A hydrogen storage demonstrator (HyAquiStore) is being prepared. Various data from the CO₂ pilot storage project in Ketzin, Brandenburg (2004-2017) marks the foundation for the assessment of  the site suitability for hydrogen storage. The project adopts a multidisciplinary approach, encompassing various spatial and temporal scales and incorporating comprehensive geotechnical analyses.

Laboratory experiments

The petrophysical, geochemical and microbial experiments on rock samples, which represent a potential reservoir for hydrogen storage as well as the cap rock, give answers to questions about the behaviour of the gas in the subsurface as well as potential accompanied fluid-rock-microbes interactions.

• Experiments to determine the transport properties in the pore space and hydro-mechanical properties of the reservoir rock.
• Hydrogen laboratory
• Large Reservoir Simulator – LARS

Computational Modelling

The numerical simulations within the GEOZeit project consider various aspects of subsurface hydrogen storage in saline aquifers. Across various scales, reactive processes occur that are interplaying and potentially influencing the design and operation of a storage facility.

At the micro scale, pore-size simulations are essential for predicting microbial activity, which is crucial for optimizing underground hydrogen storage systems. At the meso scale, core-size simulations support experimental work by testing hypotheses and integrating petrophysical and laboratory data, thereby elucidating fluid dynamics and mass transport within porous rocks. On the macro scale, integrated simulations model gas distribution across the storage site, facilitating the assessment of storage performance and the impact of operational and geological parameters on efficiency and potential losses.

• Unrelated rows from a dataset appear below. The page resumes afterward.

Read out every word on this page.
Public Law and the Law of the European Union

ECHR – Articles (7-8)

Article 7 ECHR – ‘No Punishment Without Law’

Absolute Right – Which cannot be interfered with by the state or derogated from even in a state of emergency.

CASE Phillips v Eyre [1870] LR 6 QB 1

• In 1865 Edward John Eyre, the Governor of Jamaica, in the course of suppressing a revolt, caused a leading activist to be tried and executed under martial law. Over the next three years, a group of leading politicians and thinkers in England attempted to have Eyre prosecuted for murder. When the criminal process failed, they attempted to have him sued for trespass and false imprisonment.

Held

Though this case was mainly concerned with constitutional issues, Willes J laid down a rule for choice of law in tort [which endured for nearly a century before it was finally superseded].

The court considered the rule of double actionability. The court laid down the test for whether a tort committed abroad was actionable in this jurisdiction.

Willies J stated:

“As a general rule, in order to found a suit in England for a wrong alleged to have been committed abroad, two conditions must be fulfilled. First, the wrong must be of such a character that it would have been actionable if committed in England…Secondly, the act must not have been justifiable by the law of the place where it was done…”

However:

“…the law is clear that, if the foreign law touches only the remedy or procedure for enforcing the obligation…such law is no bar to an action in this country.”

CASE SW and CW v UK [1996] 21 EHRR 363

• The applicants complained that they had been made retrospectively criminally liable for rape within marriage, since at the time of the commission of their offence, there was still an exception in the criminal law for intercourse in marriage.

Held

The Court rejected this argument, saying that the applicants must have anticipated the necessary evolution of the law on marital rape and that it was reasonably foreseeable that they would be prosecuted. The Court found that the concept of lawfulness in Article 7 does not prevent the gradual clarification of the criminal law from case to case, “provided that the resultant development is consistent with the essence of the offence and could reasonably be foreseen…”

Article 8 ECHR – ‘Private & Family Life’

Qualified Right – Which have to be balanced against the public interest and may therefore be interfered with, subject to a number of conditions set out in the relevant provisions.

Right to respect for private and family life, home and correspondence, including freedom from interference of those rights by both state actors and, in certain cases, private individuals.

Mineralogical, geochemical and petrophysical investigation

Injected hydrogen can react with the reservoir, caprock  and fluids, affecting mineralogy, porosity, and permeability of the rocks and the brine chemistry. To understand these reactions, laboratory experiments will simulate hydrogen injection into porous rocks, and changes will be analyzed through petrographic, geochemical, and petrophysical tests on core samples. This analysis is crucial for effective hydrogen storage and recovery.

Social acceptance

The project balances technical needs with social concerns by involving and informing citizens from the beginning and allow an open and transparent exchange. The former Ketzin CO₂ pilot project demonstrated the importance of clear and open communication to address and prevent concerns about new technology within an urban system.